In this article, we’ll explain how you should buy Bitcoin if you’re a Millennial.
The cryptocurrency exchange Coinbase is increasing in popularity among Millennials. Coinbase has approximately 20 million users valuing at roughly $20 billion. This is far less than the 7.6 trillion of assets Fidelity manages based off the same accounts. In other words, many accounts being opened at Coinbase are for less than $1,000. This includes many accounts that Millennials own.
Don’t Buy Bitcoins with Private Funds
Many investors believe that Coinbase is among the friendliest options for newbies to buy crypto. It currently offers buying and selling of Bitcoin, ether, Litecoin and bitcoin cash. Many millennials would use personal funds with a debit or credit to make cryptocurrency purchases.
Purchasing bitcoins via credit and debit cards is popular and convenient. However, convenience comes with a price. Most cryptocurrency exchanges will change around charge around 4% for card purchases. Additionally, gains on the sale of cryptocurrencies using a debit or credit card are subject to tax.
The IRS Stance on all Digital Currency
Many retirement account investors consider Bitcoin “cryptocurrency”, but the IRS doesn’t consider it as a “currency.” In March of 2014, the IRS came out with a notice that revealed its stance of digital currency.

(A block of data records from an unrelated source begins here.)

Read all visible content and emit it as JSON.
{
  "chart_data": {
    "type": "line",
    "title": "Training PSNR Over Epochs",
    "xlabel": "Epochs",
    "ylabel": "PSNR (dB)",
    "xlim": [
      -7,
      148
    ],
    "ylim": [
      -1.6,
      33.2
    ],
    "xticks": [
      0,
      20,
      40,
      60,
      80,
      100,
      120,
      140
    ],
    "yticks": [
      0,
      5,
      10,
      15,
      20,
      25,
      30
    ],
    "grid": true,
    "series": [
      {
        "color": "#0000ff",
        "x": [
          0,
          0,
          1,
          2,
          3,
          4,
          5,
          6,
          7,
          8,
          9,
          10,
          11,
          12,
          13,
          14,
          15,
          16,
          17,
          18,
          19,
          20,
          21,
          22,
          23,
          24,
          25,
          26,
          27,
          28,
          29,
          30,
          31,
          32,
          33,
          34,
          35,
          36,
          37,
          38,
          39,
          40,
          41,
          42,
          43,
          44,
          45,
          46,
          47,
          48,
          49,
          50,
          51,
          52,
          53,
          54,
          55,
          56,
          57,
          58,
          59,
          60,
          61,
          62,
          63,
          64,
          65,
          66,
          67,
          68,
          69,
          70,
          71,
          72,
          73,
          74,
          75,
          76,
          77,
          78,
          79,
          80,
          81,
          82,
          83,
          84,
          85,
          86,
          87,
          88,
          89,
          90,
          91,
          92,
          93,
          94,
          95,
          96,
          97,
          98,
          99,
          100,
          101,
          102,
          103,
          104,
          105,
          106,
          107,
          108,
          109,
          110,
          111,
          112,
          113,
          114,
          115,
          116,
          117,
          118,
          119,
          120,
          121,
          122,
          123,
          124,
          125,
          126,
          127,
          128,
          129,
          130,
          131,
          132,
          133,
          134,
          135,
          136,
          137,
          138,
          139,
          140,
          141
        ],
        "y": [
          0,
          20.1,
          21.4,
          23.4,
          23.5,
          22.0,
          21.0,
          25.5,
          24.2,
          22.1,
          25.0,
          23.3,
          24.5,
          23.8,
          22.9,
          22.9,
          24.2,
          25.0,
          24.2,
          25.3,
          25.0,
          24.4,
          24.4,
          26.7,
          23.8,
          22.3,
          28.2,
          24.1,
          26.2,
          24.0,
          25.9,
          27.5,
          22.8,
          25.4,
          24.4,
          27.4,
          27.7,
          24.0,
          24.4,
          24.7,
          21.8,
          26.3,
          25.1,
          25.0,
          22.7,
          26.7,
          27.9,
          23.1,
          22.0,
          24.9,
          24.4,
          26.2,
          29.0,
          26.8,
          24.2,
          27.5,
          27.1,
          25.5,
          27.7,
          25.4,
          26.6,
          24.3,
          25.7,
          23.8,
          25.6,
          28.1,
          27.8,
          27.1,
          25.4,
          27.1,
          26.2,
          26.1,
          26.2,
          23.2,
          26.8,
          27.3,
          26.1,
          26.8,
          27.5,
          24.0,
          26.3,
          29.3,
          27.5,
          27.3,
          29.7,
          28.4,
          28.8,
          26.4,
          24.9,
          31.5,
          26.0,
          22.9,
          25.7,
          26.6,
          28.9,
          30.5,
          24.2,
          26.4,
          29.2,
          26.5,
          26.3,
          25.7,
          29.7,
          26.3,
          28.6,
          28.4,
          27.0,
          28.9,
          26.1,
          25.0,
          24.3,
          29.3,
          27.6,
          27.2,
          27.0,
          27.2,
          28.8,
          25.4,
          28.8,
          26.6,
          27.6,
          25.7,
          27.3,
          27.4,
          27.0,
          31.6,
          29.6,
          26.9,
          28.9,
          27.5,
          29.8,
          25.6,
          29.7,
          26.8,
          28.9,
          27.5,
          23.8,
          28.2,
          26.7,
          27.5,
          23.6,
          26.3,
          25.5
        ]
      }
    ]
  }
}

The notice states that bitcoin and other cryptocurrency will be viewed as a capital asset for U.S. federal tax purposes. The same tax principles that apply to property will also apply to digital currency. Because it’s seen as a capital asset, it will be subject to ordinary income tax rates if the asset is held in an account longer than 12 months. To the IRS, currency is property.
It’s important for millennials who want to buy Bitcoin to know the current IRS stance. However, there is a way around this.
How Millennials Should Buy Bitcoin
Instead of using a debit or credit card, a Millennial should buy Bitcoin using a Self-Directed Roth IRA. As a result, you will not be subject to tax on any gains. Imagine if a Millennial were to buy bitcoin in 2017 with a Self-Directed IRA. That Millennial investor would be able to shelter most of the $1,300 of built-in gains with a Self-Directed Roth IRA.
2018 Roth IRA
In 2018 the Roth IRA contribution limit is $5,500 or $6,500 if over the age of 50. With a Roth IRA, contributions are after-tax. However, if you have the Roth IRA open for over five years and you’re over the age of 59 1/2, all distributions are tax-free. Again, this is only in the case of a Roth. With a Self-Directed IRA, gains will be tax-deferred.
Millennials should buy Bitcoin with the Self-Directed Roth IRA because it’s the most popular way you can use retirement funds to buy cryptocurrency. The primary advantage is that all income and gains with the Self-Directed IRA investment grow tax-deferred or tax-free.